The documentary follows Sassoon from his youth in a Jewish orphanage, through the nine years Sassoon spent perfecting his innovative cuts—including the iconic “Five Point.” Director Craig Teper, in his first feature, discovered just how revelatory these simple shapes were for women in the sixties. “I hadn’t realized that creating these wash-and-wear cuts freed women from having to go to the hair salon twice a week. It helped level the playing field—women could get up, wash their hair, and go to work, much like a man could,” Teper told us.

For Gordon, a fellow Londoner, Sassoon’s shadow loomed large when he began apprenticing. “I first became aware of him when I was 15 or 16, and I joined a very wonderful salon, but it was very old-school,” he said. “The talk among apprentices was all about Sassoon, so if it was as if I had signed up for the wrong team.”

While Gordon did not know Sassoon until much later in his career, their easy rapport is on display throughout the film. Teper describes the relationship between two of the most successful men in hairstyling this way: “They have so much in common… They’re both Jewish guys from London, and they both have that same drive for perfection, and they expect a lot. They have a kind of connection that few people have… So in some ways, Michael doing those interviews drew things out. I think Vidal said things to Michael that he wouldn’t have said to anyone else.”

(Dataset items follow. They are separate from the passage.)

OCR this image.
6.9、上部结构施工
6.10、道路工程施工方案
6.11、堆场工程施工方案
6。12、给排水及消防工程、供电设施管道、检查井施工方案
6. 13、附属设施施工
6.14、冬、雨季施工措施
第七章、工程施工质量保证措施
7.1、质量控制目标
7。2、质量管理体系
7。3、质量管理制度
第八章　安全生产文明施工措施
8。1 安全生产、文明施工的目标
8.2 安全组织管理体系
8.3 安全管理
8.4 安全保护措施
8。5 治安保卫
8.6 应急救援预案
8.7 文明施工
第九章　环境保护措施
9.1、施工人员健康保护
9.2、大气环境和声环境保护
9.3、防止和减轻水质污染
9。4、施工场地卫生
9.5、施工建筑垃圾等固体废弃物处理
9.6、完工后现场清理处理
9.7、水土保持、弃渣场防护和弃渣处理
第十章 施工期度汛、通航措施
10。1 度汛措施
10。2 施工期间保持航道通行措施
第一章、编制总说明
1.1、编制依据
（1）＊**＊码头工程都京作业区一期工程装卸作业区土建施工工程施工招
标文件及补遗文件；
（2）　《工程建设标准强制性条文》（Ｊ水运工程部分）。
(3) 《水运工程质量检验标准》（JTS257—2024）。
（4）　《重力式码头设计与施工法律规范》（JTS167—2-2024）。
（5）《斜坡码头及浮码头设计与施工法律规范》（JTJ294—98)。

While Gordon did not specifically follow Sassoon in terms of style, his influence was clearly felt. “He sets the bar for what you want to be. In that way, [he] set the bar right at the top of Mount Everest. “

For Gordon, now having left Bumble & bumble, the film was a chance to reconnect with the excitement of an earlier, more innovative time. “I did make it for [future hairstylists]… People of any age get resigned and lose their enthusiasm, and I wanted to show them you can really create something. I wanted to wake up the hairdressing industry.”

VIDAL SASSOON: THE MOVIE IS CURRENTLY IN LIMITED RELEASE IN THEATERS AND IS ALSO AVAILABLE ON DEMAND.